What Are We Doing About It?

A new tenant log cluster has been deployed in order to split them from Users logs. For a long-term fix we have been working in the past few months on a completely rewrite of the user search feature (what we call search v3) and that should have a high impact on reliability of this feature and largely solve the capacity issues we had. This rewrite is already being tested and we will give more details soon. Improve our monitors around log processing to get alerted faster and more reliably

Summary

We are sorry about the issue this incident caused. We used this opportunities to learn and implement improvements to both aim to prevent similar situations and help us react better and faster to them in case they happen.

Thank you for your understanding and your continued support of Auth0.

Posted Apr 06, 2018 - 13:54 UTC

Resolved

This incident has been resolved.

Posted Feb 20, 2018 - 21:53 UTC

Monitoring

A fix has been implemented and we are monitoring the results.

Posted Feb 20, 2018 - 21:20 UTC

Investigating

We are currently investigating this issue.

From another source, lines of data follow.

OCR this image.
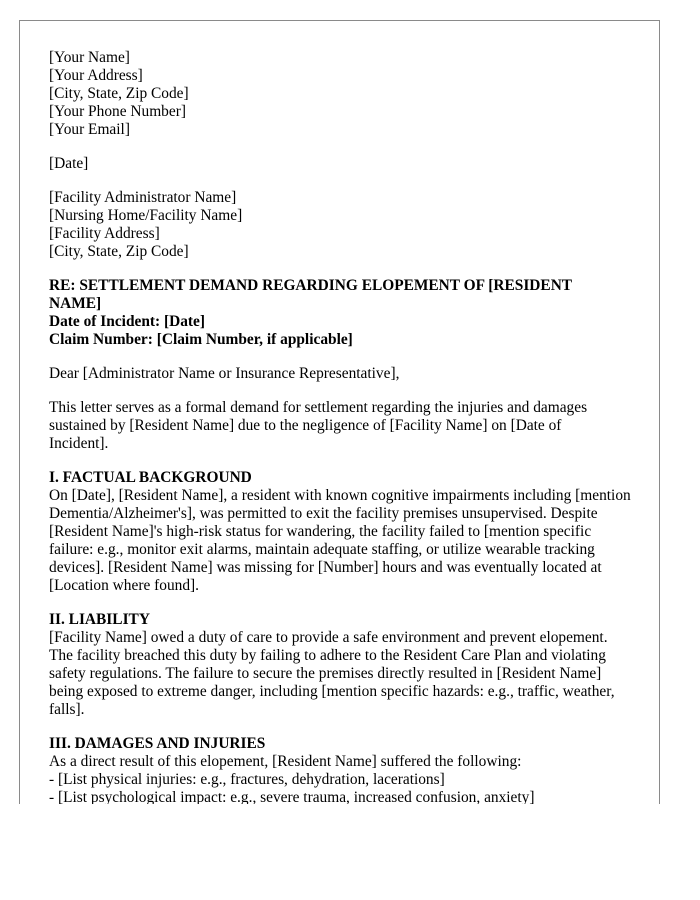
[Your Name]
[Your Address]
[City, State, Zip Code]
[Your Phone Number]
[Your Email]
[Date]
[Facility Administrator Name]
[Nursing Home/Facility Name]
[Facility Address]
[City, State, Zip Code]
RE: SETTLEMENT DEMAND REGARDING ELOPEMENT OF [RESIDENT NAME]
Date of Incident: [Date]
Claim Number: [Claim Number, if applicable]

Dear [Administrator Name or Insurance Representative],

This letter serves as a formal demand for settlement regarding the injuries and damages sustained by [Resident Name] due to the negligence of [Facility Name] on [Date of Incident].

I. FACTUAL BACKGROUND
On [Date], [Resident Name], a resident with known cognitive impairments including [mention Dementia/Alzheimer's], was permitted to exit the facility premises unsupervised. Despite [Resident Name]'s high-risk status for wandering, the facility failed to [mention specific failure: e.g., monitor exit alarms, maintain adequate staffing, or utilize wearable tracking devices]. [Resident Name] was missing for [Number] hours and was eventually located at [Location where found].
II. LIABILITY
[Facility Name] owed a duty of care to provide a safe environment and prevent elopement. The facility breached this duty by failing to adhere to the Resident Care Plan and violating safety regulations. The failure to secure the premises directly resulted in [Resident Name] being exposed to extreme danger, including [mention specific hazards: e.g., traffic, weather, falls].
III. DAMAGES AND INJURIES
As a direct result of this elopement, [Resident Name] suffered the following:
- [List physical injuries: e.g., fractures, dehydration, lacerations]
- [List psychological impact: e.g., severe trauma, increased confusion, anxiety]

Posted Feb 20, 2018 - 20:04 UTC

Monitoring

A fix has been implemented and we are monitoring the results.

Posted Feb 20, 2018 - 18:35 UTC

Investigating

Our user index processing pipeline is running behind. Queries to the Search API will return stale results until the system is caught up. We will post an update with an ETA as soon as possible.

Posted Feb 20, 2018 - 15:18 UTC

This incident affected: Auth0 US (PREVIEW) (Management API) and Auth0 US (PROD) (Management API).